Bana cathedral

Bana Monastery Complex (Region of Tao)

The monastery complex of Bana (Georg. ბანას სამონასტრო კომპლექსი, Tur. Penek Kilissi)– one of the church and state centers of Georgia, is located in the territory of the historical region of  Georgia- Tao (Georg. ტაო), in the Chorochi Valley (Georg. ჭოროხი), on the right bank Bani River (Georg. ბანი). Currently located within the borders of Turkey under the name “Fanak” (Tur. Penek). The main temple of the monastery – Cathedral of Bana, dedicated to the Life-Giving Cross, according to historical sources, was built in the IX century. However, upon stylistic analysis, scientists come to the conclusion that the temple could not be later than the VII  century, because it has the form of a tetraconch, which is no longer found after the VII century. Bana cathedral is built on a round hill and is also perceived as round, although in fact it was multifaceted. The three-storey temple consisted of a church and a round gallery. The architectural details and decoration of the temple are distinguished by technical skill and high artistry.

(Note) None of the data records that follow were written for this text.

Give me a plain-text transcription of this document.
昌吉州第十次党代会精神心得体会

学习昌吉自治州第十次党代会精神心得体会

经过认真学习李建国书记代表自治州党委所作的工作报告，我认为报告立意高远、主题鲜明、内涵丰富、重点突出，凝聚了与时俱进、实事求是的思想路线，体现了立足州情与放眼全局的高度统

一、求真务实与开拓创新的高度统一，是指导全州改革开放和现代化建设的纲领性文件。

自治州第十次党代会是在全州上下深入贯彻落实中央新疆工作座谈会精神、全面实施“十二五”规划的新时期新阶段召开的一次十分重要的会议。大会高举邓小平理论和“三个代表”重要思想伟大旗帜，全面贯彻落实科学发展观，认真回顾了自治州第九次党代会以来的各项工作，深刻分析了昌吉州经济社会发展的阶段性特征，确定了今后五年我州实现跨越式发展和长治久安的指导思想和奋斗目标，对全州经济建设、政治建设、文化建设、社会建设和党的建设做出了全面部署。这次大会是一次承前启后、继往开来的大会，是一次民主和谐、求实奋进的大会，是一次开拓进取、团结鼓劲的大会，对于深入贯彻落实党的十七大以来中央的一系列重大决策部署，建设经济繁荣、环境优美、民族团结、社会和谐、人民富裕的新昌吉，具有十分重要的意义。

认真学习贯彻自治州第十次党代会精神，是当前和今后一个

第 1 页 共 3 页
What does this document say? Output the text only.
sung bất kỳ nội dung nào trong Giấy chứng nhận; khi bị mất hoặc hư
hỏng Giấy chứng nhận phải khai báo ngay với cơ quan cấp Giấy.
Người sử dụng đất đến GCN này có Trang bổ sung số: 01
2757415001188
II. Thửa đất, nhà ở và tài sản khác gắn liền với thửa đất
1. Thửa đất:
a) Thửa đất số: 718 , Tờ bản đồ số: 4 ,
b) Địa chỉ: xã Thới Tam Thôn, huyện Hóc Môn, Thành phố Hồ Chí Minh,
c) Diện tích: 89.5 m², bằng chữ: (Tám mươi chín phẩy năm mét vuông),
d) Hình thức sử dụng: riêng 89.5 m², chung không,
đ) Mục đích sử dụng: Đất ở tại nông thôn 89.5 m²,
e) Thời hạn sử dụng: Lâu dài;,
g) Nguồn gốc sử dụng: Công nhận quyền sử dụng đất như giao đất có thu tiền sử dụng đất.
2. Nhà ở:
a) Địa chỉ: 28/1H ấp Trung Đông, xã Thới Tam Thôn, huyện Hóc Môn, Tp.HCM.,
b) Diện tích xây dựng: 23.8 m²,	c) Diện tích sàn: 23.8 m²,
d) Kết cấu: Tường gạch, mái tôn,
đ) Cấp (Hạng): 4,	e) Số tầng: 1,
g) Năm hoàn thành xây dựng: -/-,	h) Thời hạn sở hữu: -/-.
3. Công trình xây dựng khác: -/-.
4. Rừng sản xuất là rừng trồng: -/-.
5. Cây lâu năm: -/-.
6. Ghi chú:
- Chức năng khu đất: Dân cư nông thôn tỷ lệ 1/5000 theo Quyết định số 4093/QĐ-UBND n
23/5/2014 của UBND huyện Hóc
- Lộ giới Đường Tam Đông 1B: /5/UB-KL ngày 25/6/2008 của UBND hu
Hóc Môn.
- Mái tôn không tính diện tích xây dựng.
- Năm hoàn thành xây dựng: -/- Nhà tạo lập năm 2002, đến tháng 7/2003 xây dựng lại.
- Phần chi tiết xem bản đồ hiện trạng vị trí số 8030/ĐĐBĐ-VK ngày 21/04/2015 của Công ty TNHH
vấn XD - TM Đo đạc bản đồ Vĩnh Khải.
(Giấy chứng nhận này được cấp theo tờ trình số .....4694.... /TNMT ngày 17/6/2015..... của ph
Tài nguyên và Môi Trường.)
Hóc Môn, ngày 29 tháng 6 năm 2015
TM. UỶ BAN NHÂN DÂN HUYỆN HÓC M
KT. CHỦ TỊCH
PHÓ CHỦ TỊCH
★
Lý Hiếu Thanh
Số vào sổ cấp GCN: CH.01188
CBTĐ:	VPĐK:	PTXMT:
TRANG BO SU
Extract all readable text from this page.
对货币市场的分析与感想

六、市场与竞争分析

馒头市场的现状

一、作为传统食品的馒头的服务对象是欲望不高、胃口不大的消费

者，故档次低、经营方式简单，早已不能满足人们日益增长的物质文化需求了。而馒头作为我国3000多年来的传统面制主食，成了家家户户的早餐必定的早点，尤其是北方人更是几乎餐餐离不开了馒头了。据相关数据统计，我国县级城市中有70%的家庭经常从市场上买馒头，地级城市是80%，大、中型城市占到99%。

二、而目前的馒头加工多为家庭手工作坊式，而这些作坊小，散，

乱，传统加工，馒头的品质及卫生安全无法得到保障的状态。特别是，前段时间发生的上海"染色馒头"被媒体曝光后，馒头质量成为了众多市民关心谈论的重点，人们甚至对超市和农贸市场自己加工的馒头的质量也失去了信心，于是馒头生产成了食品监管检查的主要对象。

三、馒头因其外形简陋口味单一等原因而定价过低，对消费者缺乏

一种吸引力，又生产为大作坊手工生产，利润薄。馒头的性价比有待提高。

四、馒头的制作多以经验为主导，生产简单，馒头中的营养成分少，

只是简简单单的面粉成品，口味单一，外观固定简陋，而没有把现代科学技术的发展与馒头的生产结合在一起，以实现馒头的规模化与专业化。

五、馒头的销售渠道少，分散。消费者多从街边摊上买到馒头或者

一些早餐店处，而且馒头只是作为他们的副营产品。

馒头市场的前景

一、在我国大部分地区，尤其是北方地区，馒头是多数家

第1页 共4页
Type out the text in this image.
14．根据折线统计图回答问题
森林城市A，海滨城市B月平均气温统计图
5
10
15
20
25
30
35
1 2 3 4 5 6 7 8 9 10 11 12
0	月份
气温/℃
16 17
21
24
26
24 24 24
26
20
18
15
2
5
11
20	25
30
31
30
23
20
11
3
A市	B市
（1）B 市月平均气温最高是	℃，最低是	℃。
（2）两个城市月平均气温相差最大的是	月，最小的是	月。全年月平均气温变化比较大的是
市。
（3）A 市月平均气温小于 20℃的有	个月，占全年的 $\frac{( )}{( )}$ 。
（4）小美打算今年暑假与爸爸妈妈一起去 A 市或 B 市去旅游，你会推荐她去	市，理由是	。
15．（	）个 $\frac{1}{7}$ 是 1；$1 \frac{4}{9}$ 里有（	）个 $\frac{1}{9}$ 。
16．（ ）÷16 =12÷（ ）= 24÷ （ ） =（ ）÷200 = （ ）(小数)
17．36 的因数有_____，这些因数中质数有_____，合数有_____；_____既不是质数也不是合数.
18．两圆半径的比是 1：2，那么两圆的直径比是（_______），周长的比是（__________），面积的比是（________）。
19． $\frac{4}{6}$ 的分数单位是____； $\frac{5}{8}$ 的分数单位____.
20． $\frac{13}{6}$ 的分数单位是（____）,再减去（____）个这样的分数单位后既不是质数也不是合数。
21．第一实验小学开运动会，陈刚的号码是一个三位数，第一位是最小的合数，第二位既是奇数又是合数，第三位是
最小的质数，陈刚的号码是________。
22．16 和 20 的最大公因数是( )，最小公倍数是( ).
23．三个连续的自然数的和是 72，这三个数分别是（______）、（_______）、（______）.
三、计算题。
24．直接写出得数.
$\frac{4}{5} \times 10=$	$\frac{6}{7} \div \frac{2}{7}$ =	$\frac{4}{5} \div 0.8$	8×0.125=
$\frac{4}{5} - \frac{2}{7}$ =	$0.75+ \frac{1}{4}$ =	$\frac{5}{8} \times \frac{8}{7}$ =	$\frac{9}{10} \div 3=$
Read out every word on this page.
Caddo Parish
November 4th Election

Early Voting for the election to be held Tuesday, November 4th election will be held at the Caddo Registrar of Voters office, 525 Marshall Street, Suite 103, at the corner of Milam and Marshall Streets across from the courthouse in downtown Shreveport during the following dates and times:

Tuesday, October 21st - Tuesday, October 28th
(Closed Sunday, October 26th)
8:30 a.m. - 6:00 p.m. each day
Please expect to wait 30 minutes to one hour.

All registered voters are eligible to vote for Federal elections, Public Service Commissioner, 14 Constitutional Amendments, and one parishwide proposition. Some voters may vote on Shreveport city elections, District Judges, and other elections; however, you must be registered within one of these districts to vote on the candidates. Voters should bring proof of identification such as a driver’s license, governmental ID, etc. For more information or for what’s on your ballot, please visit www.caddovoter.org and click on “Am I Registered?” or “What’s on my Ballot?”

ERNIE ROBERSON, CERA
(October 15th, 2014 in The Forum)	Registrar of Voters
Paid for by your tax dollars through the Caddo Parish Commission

In addition to the main temple, the monastery complex included relatively small chapels and churches, a cave church carved into the rock and cells, and other buildings for various purposes. One of the small churches of the monastery, which is a domed tetraconch and similar to the main temple, has completely disappeared. Southeast of the Bana Cathedral, there is a cave church of the monastery complex and cells in which ascetic monks retired. A prominent monument of Georgian architecture, it was used as a royal residence by the Georgian Bagrationi dynasty until the period of the Ottoman Empire. The Ottomans, who conquered the region in the XVI century, destroyed the monastery and turned the main temple into a fortress. After the colonization of the Tao region by the Turks, it became quite difficult to maintain Christianity in the Chorokhi Valley and the surrounding areas. The monastery complex of Bana, as a cultural and political center has lost its former importance.